Disappearing into White Space: Indigenous Toronto, 1900-1914

ActiveHistory.ca is pleased to announce the publication of Jasmine Chorley’s new paper: “Disappearing into White Space: Indigenous Toronto, 1900-1914″


 

There is an empty space in the written history of Canada. In monographs, textbooks, and articles alike, narratives of Indigenous peoples fade out following the Indian Act (1876) and the Numbered Treaties (1871-1921). Coll Thrush expressed this as a phenomenon where Indigenous peoples “exit stage left after treaty or battle.” [1] With the exception of residential schools and the decades of the World Wars, Indigenous peoples do not re-enter the Canadian historical narrative until the 1960s civil rights era.

This empty space is especially stark in histories of urban spaces, despite their rich Indigenous histories. With a few recent exceptions, greater historical memories of urban spaces across Canada remain largely confined by colonial ideologies.

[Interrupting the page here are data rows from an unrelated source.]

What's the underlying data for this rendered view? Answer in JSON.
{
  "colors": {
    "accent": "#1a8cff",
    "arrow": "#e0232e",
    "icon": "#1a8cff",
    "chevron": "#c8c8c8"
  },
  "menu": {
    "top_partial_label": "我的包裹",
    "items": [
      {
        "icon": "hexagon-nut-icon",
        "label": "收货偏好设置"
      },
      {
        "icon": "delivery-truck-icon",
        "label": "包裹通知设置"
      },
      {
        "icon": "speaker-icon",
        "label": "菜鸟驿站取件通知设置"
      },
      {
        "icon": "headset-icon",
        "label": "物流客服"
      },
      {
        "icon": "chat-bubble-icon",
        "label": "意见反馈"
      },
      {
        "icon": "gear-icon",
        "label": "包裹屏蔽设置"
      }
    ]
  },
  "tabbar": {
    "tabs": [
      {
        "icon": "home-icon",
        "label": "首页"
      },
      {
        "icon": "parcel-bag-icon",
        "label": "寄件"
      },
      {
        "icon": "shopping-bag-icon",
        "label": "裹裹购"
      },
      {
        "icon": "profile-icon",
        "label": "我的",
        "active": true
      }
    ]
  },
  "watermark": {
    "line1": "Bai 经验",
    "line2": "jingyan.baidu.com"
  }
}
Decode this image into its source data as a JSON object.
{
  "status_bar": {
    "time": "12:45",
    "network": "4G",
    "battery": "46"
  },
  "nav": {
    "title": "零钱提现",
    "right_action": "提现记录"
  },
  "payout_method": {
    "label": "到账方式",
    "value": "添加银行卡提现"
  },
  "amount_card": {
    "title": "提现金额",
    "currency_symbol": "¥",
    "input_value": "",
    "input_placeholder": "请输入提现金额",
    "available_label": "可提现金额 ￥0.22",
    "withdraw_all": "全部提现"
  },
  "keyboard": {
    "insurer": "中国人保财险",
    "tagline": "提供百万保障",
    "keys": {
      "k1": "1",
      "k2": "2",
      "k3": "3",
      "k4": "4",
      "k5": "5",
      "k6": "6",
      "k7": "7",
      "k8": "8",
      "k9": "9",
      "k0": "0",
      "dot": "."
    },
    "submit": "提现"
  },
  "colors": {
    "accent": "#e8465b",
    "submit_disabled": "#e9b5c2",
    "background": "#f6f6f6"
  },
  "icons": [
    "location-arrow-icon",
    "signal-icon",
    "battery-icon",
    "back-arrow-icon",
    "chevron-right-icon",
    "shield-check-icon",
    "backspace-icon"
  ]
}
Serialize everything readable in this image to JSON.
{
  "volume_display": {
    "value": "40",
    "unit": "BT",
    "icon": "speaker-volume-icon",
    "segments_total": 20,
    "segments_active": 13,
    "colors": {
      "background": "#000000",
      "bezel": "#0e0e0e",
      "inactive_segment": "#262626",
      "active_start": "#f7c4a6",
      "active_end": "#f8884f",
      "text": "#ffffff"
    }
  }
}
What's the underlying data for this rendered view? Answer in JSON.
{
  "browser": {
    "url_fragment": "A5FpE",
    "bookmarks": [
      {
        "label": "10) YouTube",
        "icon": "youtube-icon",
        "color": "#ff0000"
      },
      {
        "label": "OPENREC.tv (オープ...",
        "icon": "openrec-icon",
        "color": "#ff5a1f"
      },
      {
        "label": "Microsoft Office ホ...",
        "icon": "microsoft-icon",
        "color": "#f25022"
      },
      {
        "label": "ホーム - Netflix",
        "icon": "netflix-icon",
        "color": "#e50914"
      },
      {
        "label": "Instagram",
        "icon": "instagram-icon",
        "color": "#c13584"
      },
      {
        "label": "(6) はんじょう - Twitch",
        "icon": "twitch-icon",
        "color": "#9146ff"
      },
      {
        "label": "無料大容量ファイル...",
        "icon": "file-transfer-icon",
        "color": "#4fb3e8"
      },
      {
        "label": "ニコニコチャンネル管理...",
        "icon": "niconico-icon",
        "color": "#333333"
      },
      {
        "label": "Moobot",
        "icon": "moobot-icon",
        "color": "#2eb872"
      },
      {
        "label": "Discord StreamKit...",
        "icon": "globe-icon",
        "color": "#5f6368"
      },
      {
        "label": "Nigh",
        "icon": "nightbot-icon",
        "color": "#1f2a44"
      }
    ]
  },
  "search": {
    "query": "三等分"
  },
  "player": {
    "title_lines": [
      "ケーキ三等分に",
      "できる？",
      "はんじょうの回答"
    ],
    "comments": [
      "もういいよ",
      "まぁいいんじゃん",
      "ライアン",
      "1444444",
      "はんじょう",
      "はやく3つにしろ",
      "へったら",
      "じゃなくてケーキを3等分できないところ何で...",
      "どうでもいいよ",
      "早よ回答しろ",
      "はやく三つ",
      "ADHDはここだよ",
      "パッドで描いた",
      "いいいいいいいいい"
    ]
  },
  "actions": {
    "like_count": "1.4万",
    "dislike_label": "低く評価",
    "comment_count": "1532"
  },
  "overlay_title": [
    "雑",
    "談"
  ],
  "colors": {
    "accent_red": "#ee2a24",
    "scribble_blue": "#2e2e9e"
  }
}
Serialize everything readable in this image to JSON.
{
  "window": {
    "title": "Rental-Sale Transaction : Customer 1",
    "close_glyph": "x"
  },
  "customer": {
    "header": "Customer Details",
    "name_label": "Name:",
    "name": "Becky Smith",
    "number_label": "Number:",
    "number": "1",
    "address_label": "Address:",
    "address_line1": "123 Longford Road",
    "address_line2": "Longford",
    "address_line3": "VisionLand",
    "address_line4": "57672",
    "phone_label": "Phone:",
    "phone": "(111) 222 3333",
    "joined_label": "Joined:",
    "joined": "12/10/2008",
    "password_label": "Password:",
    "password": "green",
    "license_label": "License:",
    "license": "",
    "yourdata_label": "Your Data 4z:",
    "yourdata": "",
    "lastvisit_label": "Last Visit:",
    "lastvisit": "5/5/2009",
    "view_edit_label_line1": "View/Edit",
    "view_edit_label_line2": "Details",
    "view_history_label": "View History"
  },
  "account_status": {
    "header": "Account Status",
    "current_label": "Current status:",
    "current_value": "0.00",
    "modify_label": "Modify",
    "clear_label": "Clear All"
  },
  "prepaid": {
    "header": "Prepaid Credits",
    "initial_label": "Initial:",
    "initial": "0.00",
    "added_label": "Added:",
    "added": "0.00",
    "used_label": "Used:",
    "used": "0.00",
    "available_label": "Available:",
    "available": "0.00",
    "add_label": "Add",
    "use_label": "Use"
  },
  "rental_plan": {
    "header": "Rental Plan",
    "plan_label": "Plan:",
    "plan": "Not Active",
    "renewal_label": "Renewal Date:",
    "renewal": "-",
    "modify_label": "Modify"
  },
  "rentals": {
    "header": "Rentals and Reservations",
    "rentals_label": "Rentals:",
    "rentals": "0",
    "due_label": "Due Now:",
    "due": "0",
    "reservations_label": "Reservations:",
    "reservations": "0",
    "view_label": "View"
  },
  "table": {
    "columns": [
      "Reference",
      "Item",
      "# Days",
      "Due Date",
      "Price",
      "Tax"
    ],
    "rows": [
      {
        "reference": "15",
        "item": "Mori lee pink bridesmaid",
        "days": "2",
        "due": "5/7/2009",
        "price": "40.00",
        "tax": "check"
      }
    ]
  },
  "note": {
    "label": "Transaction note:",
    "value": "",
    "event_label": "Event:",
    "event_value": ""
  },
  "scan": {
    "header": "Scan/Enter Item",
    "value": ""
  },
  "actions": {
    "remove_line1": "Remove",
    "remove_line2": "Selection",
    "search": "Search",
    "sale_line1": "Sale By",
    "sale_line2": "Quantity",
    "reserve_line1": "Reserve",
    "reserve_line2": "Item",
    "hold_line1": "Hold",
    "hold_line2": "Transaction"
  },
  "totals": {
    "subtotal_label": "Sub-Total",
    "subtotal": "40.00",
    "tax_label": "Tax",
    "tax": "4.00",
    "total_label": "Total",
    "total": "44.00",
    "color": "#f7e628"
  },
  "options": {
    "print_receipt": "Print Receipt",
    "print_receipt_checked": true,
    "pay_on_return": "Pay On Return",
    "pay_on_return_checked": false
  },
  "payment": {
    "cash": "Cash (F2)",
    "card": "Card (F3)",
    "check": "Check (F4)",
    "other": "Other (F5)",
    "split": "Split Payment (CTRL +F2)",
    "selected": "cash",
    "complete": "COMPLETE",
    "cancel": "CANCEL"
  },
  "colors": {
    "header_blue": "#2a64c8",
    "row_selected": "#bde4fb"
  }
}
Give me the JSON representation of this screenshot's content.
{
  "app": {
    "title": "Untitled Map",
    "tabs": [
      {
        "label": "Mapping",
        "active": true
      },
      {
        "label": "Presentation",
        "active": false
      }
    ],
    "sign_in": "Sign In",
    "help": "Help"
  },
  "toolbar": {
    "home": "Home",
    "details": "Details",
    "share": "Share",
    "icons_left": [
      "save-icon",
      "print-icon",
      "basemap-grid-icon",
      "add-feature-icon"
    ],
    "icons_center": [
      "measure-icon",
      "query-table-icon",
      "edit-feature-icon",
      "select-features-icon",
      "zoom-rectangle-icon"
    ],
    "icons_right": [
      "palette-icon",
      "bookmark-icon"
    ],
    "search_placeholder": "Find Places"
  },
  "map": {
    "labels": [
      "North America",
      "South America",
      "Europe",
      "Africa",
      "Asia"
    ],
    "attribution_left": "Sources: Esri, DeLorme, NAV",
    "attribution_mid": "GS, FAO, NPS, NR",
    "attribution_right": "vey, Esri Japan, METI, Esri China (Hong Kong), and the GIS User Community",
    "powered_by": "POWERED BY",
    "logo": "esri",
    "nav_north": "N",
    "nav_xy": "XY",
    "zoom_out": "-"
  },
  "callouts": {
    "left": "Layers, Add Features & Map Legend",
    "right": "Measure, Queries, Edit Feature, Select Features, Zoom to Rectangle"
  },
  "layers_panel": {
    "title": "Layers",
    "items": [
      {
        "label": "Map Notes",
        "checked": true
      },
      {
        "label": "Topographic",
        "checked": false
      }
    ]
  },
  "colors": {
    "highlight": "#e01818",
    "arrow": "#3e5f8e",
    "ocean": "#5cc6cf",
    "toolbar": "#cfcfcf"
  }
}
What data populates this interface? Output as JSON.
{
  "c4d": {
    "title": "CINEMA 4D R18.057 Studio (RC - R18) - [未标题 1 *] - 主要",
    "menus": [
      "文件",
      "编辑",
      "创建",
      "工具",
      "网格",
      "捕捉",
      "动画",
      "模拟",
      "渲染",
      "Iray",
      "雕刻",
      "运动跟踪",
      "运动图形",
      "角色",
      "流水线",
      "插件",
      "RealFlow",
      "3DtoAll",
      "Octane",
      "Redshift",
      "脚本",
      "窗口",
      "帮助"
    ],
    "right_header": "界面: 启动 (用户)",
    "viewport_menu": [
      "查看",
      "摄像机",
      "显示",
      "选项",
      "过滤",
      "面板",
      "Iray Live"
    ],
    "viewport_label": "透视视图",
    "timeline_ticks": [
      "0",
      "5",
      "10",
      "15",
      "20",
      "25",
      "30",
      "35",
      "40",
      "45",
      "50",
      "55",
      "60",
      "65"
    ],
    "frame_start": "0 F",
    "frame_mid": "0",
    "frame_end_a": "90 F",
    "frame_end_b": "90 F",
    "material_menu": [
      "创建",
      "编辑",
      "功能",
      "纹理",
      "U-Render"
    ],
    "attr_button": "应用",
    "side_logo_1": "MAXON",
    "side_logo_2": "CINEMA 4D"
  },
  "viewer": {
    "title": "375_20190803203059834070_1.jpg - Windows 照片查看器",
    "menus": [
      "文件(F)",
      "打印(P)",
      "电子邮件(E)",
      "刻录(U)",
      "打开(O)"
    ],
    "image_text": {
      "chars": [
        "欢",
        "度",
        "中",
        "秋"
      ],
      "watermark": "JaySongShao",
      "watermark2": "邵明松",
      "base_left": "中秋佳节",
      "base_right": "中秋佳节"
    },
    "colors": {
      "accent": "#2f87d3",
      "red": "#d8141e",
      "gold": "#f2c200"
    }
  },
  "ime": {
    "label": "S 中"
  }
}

European settlers in the growing towns of 18th and 19th century British North America believed their use of space to be superior. They thought that European-style cities would inevitably replace Indigenous land use. The “conceptual and physical removal of Indigenous people from urban spaces that accompanied colonial urbanization,” Peters and Andersen argue, “reinforced perceptions about the incompatibility of urban and Indigenous identities.” [2] This is reflected in Canadian historiography by the outright omission of Indigenous lives from histories of cities, assuming that ‘real Indians’ and urban life are irreconcilable.